The plaint shall be returned to the plaintiff for filing the same to the proper Debts Recovery Tribunal at Mumbai having jurisdiction to adjudicate the matter in dispute. The learned Trial Judge is directed to take necessary steps accordingly, under Order 7 Rule 10 A of the C.P.C. within four weeks from the date of communication of the order to him.
Considering the circumstances, there will be no order as to costs.
C.O. No. 2803 of 2010
In view of the above decision in C.O. No.2804 of 2010, the impugned order cannot be sustained. The application is, therefore, allowed. The impugned order is hereby set aside.
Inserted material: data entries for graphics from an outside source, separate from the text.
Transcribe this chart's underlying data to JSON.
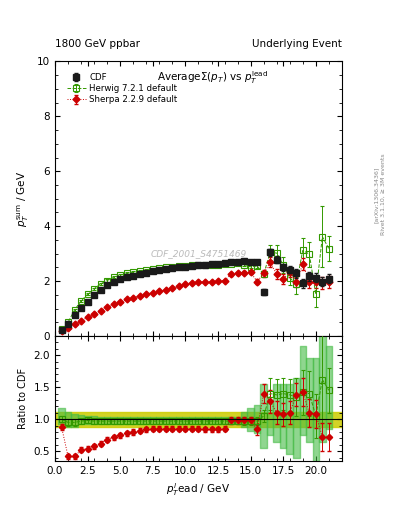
{
  "title_left": "1800 GeV ppbar",
  "title_right": "Underlying Event",
  "watermark": "CDF_2001_S4751469",
  "right_label1": "Rivet 3.1.10, ≥ 3M events",
  "right_label2": "[arXiv:1306.3436]",
  "xlim": [
    0,
    22
  ],
  "ylim_main": [
    0,
    10
  ],
  "ylim_ratio": [
    0.35,
    2.3
  ],
  "cdf_x": [
    0.5,
    1.0,
    1.5,
    2.0,
    2.5,
    3.0,
    3.5,
    4.0,
    4.5,
    5.0,
    5.5,
    6.0,
    6.5,
    7.0,
    7.5,
    8.0,
    8.5,
    9.0,
    9.5,
    10.0,
    10.5,
    11.0,
    11.5,
    12.0,
    12.5,
    13.0,
    13.5,
    14.0,
    14.5,
    15.0,
    15.5,
    16.0,
    16.5,
    17.0,
    17.5,
    18.0,
    18.5,
    19.0,
    19.5,
    20.0,
    20.5,
    21.0
  ],
  "cdf_y": [
    0.22,
    0.42,
    0.78,
    1.02,
    1.25,
    1.48,
    1.68,
    1.85,
    1.98,
    2.08,
    2.15,
    2.2,
    2.25,
    2.3,
    2.35,
    2.4,
    2.44,
    2.47,
    2.5,
    2.52,
    2.55,
    2.58,
    2.6,
    2.62,
    2.63,
    2.65,
    2.68,
    2.7,
    2.72,
    2.7,
    2.68,
    1.6,
    3.05,
    2.78,
    2.5,
    2.42,
    2.28,
    1.92,
    2.18,
    2.12,
    1.98,
    2.08
  ],
  "cdf_yerr": [
    0.03,
    0.04,
    0.04,
    0.04,
    0.04,
    0.04,
    0.04,
    0.04,
    0.04,
    0.04,
    0.04,
    0.04,
    0.04,
    0.04,
    0.04,
    0.04,
    0.04,
    0.04,
    0.04,
    0.04,
    0.04,
    0.04,
    0.04,
    0.04,
    0.04,
    0.04,
    0.04,
    0.04,
    0.04,
    0.04,
    0.04,
    0.12,
    0.12,
    0.12,
    0.12,
    0.14,
    0.16,
    0.16,
    0.16,
    0.16,
    0.16,
    0.16
  ],
  "herwig_x": [
    0.5,
    1.0,
    1.5,
    2.0,
    2.5,
    3.0,
    3.5,
    4.0,
    4.5,
    5.0,
    5.5,
    6.0,
    6.5,
    7.0,
    7.5,
    8.0,
    8.5,
    9.0,
    9.5,
    10.0,
    10.5,
    11.0,
    11.5,
    12.0,
    12.5,
    13.0,
    13.5,
    14.0,
    14.5,
    15.0,
    15.5,
    16.0,
    16.5,
    17.0,
    17.5,
    18.0,
    18.5,
    19.0,
    19.5,
    20.0,
    20.5,
    21.0
  ],
  "herwig_y": [
    0.25,
    0.5,
    0.95,
    1.28,
    1.52,
    1.72,
    1.9,
    2.02,
    2.14,
    2.22,
    2.28,
    2.32,
    2.36,
    2.4,
    2.44,
    2.47,
    2.5,
    2.52,
    2.54,
    2.56,
    2.58,
    2.6,
    2.6,
    2.6,
    2.6,
    2.62,
    2.64,
    2.66,
    2.6,
    2.52,
    2.55,
    2.25,
    3.05,
    3.02,
    2.58,
    2.12,
    1.88,
    3.12,
    2.98,
    1.52,
    3.62,
    3.18
  ],
  "herwig_yerr": [
    0.04,
    0.04,
    0.04,
    0.04,
    0.04,
    0.04,
    0.04,
    0.04,
    0.04,
    0.04,
    0.04,
    0.04,
    0.04,
    0.04,
    0.04,
    0.04,
    0.04,
    0.04,
    0.04,
    0.04,
    0.04,
    0.04,
    0.04,
    0.04,
    0.04,
    0.04,
    0.04,
    0.04,
    0.06,
    0.06,
    0.06,
    0.1,
    0.28,
    0.28,
    0.28,
    0.28,
    0.35,
    0.45,
    0.45,
    0.45,
    1.1,
    0.45
  ],
  "sherpa_x": [
    0.5,
    1.0,
    1.5,
    2.0,
    2.5,
    3.0,
    3.5,
    4.0,
    4.5,
    5.0,
    5.5,
    6.0,
    6.5,
    7.0,
    7.5,
    8.0,
    8.5,
    9.0,
    9.5,
    10.0,
    10.5,
    11.0,
    11.5,
    12.0,
    12.5,
    13.0,
    13.5,
    14.0,
    14.5,
    15.0,
    15.5,
    16.0,
    16.5,
    17.0,
    17.5,
    18.0,
    18.5,
    19.0,
    19.5,
    20.0,
    20.5,
    21.0
  ],
  "sherpa_y": [
    0.2,
    0.28,
    0.42,
    0.55,
    0.68,
    0.8,
    0.92,
    1.05,
    1.15,
    1.25,
    1.33,
    1.4,
    1.47,
    1.53,
    1.58,
    1.63,
    1.68,
    1.75,
    1.83,
    1.88,
    1.93,
    1.97,
    1.98,
    1.98,
    2.0,
    2.02,
    2.25,
    2.28,
    2.3,
    2.32,
    1.98,
    2.28,
    2.68,
    2.25,
    2.08,
    2.32,
    1.98,
    2.62,
    1.98,
    1.98,
    1.93,
    1.98
  ],
  "sherpa_yerr": [
    0.02,
    0.02,
    0.02,
    0.02,
    0.02,
    0.02,
    0.02,
    0.02,
    0.02,
    0.02,
    0.02,
    0.02,
    0.02,
    0.02,
    0.02,
    0.02,
    0.02,
    0.02,
    0.02,
    0.02,
    0.02,
    0.02,
    0.02,
    0.02,
    0.02,
    0.02,
    0.05,
    0.05,
    0.05,
    0.05,
    0.08,
    0.12,
    0.18,
    0.18,
    0.18,
    0.18,
    0.18,
    0.22,
    0.22,
    0.22,
    0.22,
    0.22
  ],
  "ratio_herwig_y": [
    1.0,
    0.95,
    0.95,
    0.97,
    0.98,
    0.97,
    0.97,
    0.97,
    0.97,
    0.97,
    0.97,
    0.97,
    0.97,
    0.97,
    0.97,
    0.97,
    0.97,
    0.97,
    0.97,
    0.97,
    0.97,
    0.97,
    0.97,
    0.97,
    0.97,
    0.97,
    0.97,
    0.97,
    0.97,
    0.97,
    0.97,
    1.05,
    1.4,
    1.38,
    1.4,
    1.38,
    1.35,
    1.42,
    1.4,
    1.05,
    1.62,
    1.45
  ],
  "ratio_herwig_err": [
    0.05,
    0.05,
    0.05,
    0.04,
    0.04,
    0.04,
    0.04,
    0.04,
    0.04,
    0.04,
    0.04,
    0.04,
    0.04,
    0.04,
    0.04,
    0.04,
    0.04,
    0.04,
    0.04,
    0.04,
    0.04,
    0.04,
    0.04,
    0.04,
    0.04,
    0.04,
    0.04,
    0.04,
    0.06,
    0.06,
    0.06,
    0.1,
    0.25,
    0.25,
    0.25,
    0.25,
    0.3,
    0.35,
    0.35,
    0.35,
    0.9,
    0.35
  ],
  "ratio_sherpa_y": [
    0.88,
    0.42,
    0.42,
    0.52,
    0.54,
    0.58,
    0.62,
    0.68,
    0.72,
    0.75,
    0.78,
    0.8,
    0.82,
    0.84,
    0.85,
    0.85,
    0.85,
    0.85,
    0.85,
    0.85,
    0.85,
    0.85,
    0.84,
    0.84,
    0.84,
    0.85,
    0.98,
    0.98,
    0.98,
    0.98,
    0.84,
    1.4,
    1.28,
    1.1,
    1.08,
    1.1,
    1.38,
    1.42,
    1.1,
    1.08,
    0.72,
    0.72
  ],
  "ratio_sherpa_err": [
    0.05,
    0.04,
    0.04,
    0.04,
    0.04,
    0.04,
    0.04,
    0.04,
    0.04,
    0.04,
    0.04,
    0.04,
    0.04,
    0.04,
    0.04,
    0.04,
    0.04,
    0.04,
    0.04,
    0.04,
    0.04,
    0.04,
    0.04,
    0.04,
    0.04,
    0.04,
    0.06,
    0.06,
    0.06,
    0.06,
    0.08,
    0.15,
    0.18,
    0.18,
    0.18,
    0.18,
    0.18,
    0.22,
    0.22,
    0.22,
    0.22,
    0.22
  ],
  "green_band_x": [
    0.5,
    1.0,
    1.5,
    2.0,
    2.5,
    3.0,
    3.5,
    4.0,
    4.5,
    5.0,
    5.5,
    6.0,
    6.5,
    7.0,
    7.5,
    8.0,
    8.5,
    9.0,
    9.5,
    10.0,
    10.5,
    11.0,
    11.5,
    12.0,
    12.5,
    13.0,
    13.5,
    14.0,
    14.5,
    15.0,
    15.5,
    16.0,
    16.5,
    17.0,
    17.5,
    18.0,
    18.5,
    19.0,
    19.5,
    20.0,
    20.5,
    21.0
  ],
  "green_band_lo": [
    0.92,
    0.88,
    0.88,
    0.92,
    0.93,
    0.93,
    0.93,
    0.93,
    0.93,
    0.93,
    0.93,
    0.93,
    0.93,
    0.93,
    0.93,
    0.93,
    0.93,
    0.93,
    0.93,
    0.93,
    0.93,
    0.93,
    0.93,
    0.93,
    0.93,
    0.93,
    0.93,
    0.93,
    0.88,
    0.82,
    0.78,
    0.55,
    0.75,
    0.65,
    0.55,
    0.45,
    0.4,
    0.75,
    0.65,
    0.3,
    0.65,
    0.85
  ],
  "green_band_hi": [
    1.18,
    1.12,
    1.08,
    1.06,
    1.05,
    1.05,
    1.04,
    1.04,
    1.04,
    1.04,
    1.04,
    1.04,
    1.04,
    1.04,
    1.04,
    1.04,
    1.04,
    1.04,
    1.04,
    1.04,
    1.04,
    1.04,
    1.04,
    1.04,
    1.04,
    1.04,
    1.04,
    1.04,
    1.12,
    1.18,
    1.22,
    1.55,
    1.25,
    1.55,
    1.55,
    1.55,
    1.65,
    2.15,
    1.95,
    1.95,
    2.35,
    2.15
  ],
  "yellow_band_lo": 0.88,
  "yellow_band_hi": 1.12,
  "cdf_color": "#1a1a1a",
  "herwig_color": "#339900",
  "sherpa_color": "#cc0000",
  "band_yellow_color": "#cccc00",
  "band_green_color": "#44bb44"
}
The application under Order 7 Rule 10 of the C.P.C. stands allowed. The learned Trial Judge is directed to take steps under Order 7 Rule 10A of the C.P.C. within four weeks from the date of communication of the order to him.
Considering the circumstances, there will be no order as to costs.
17Urgent xerox certified copy of this order, if applied for, be supplied to the learned Advocates for the parties on their usual undertaking.
(Prasenjit Mandal, J.) Later:
Heard the learned Advocates for both the sides.
Mr. Bose, learned Advocate for the opposite party, prays for stay of operation of the above order for four weeks.
Upon due consideration of the matter, prayer is allowed.
Accordingly, the operation of the judgment be stayed for a period of four weeks from date.